Without plotting data over time, we don’t get a sense of variation.

Control limits. A simple way of calculating upper and lower control limits is to calculate the average and standard deviation of the average process data, then add three standard deviations to the average to get the upper control limit and subtract three standard deviations to get the lower control limit. The symbol for “standard deviation” is the Greek letter σ, or sigma. The term “Six Sigma” is derived from this calculation.

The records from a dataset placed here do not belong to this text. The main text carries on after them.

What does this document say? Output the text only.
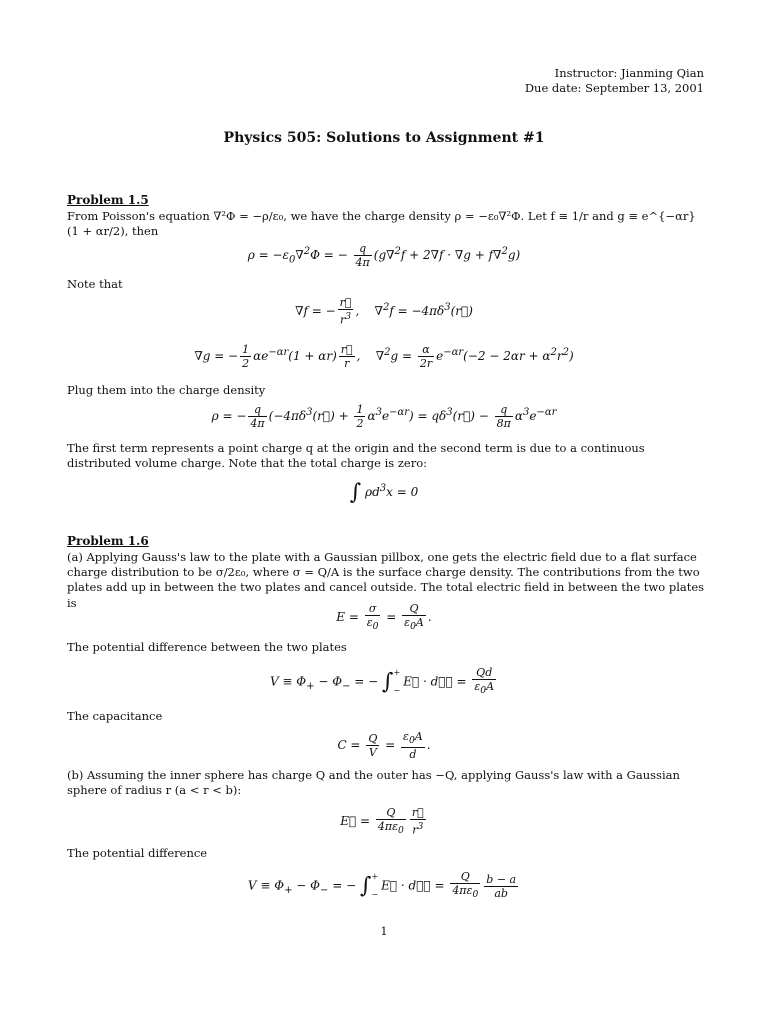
Instructor: Jianming Qian
Due date: September 13, 2001
Physics 505: Solutions to Assignment #1
Problem 1.5
From Poisson's equation ∇²Φ = −ρ/ε₀, we have the charge density ρ = −ε₀∇²Φ. Let f ≡ 1/r and g ≡ e^{−αr}(1 + αr/2), then
$\rho = -\varepsilon_0\nabla^2\Phi$ = − $\frac{q}{4\pi} (g\nabla^2f + 2\nabla f \cdot \nabla g + f\nabla^2g)$
Note that
∇f = − $\frac{r⃗}{r^3}$ ,    $\nabla^2f = -4\pi\delta^3(r⃗)$
∇g = − $\frac{1}{2} \alpha e^{-\alpha r}(1 + \alpha r) \frac{r⃗}{r}$ ,    $\nabla^2g = \frac{\alpha}{2r} e^{-\alpha r}(-2 - 2\alpha r + \alpha^2r^2)$
Plug them into the charge density
ρ = − $\frac{q}{4\pi}$ $(-4\pi\delta^3(r⃗) + \frac{1}{2} \alpha^3e^{-\alpha r})$ = $q\delta^3(r⃗) - \frac{q}{8\pi} \alpha^3e^{-\alpha r}$
The first term represents a point charge q at the origin and the second term is due to a continuous distributed volume charge. Note that the total charge is zero:
∫ $\rho d^3x = 0$
Problem 1.6
(a) Applying Gauss's law to the plate with a Gaussian pillbox, one gets the electric field due to a flat surface charge distribution to be σ/2ε₀, where σ = Q/A is the surface charge density. The contributions from the two plates add up in between the two plates and cancel outside. The total electric field in between the two plates is
$E = \frac{\sigma}{\varepsilon_0} = \frac{Q}{\varepsilon_0A}$ .
The potential difference between the two plates
$V \equiv \Phi_+ - \Phi_-$ = − ∫ +
−
E⃗ · dℓ⃗ = $\frac{Qd}{\varepsilon_0A}$
The capacitance
$C = \frac{Q}{V} = \frac{\varepsilon_0A}{d}$ .
(b) Assuming the inner sphere has charge Q and the outer has −Q, applying Gauss's law with a Gaussian sphere of radius r (a < r < b):
E⃗ = $\frac{Q}{4\pi\varepsilon_0} \frac{r⃗}{r^3}$
The potential difference
$V \equiv \Phi_+ - \Phi_-$ = − ∫ +
−
E⃗ · dℓ⃗ = $\frac{Q}{4\pi\varepsilon_0} \frac{b - a}{ab}$
1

A more precise way involves the use of two charts:  The X-Bar chart and the R chart.  This page gives a relatively easy-to-follow explanation. Both charts use subgroups of data – for example, 20 subgroups with 4 observations each.  The X-bar charts plots the average of each subgroup to allow the user to visualize the variation between samples (the signal).   The R chart plots the range of each subgroup to allow the user to visualize the variation within each sample (the noise). Control limits for both the X-bar and the R chart are calculated using formulas that rely on constants based on the size of the subgroup.

Both methods rely on the availability of process data to make the calculations.  In clinical research, when limited data are available from previous studies, and it is not practical to wait until one hundred observations are amassed to calculate X-bar and R, more sophisticated methods are required. This paper describes Pfizer’s use of simulated data to set control limits. Page 12 of this paper compares these statistical methods to the “bright line” method—an intuitive way of setting a single Quality Tolerance Limit based on the observed rate in a previous study.   It concludes that the statistical method has a 6.7% false alarm rate while the bright-line rule has over twice that rate.

Some questions to ponder as we consider how this manufacturing quality technique is being used in clinical trials:

  • In our efforts to establish quality tolerance limits, are we confounding safety signals with process control? 
  • Are we losing the effectiveness of statistical process control by not looking at changes to data points over time? 
  • Are we  doing more harm than good when we use "bright line" (non-statistical) methods for setting quality tolerance limits?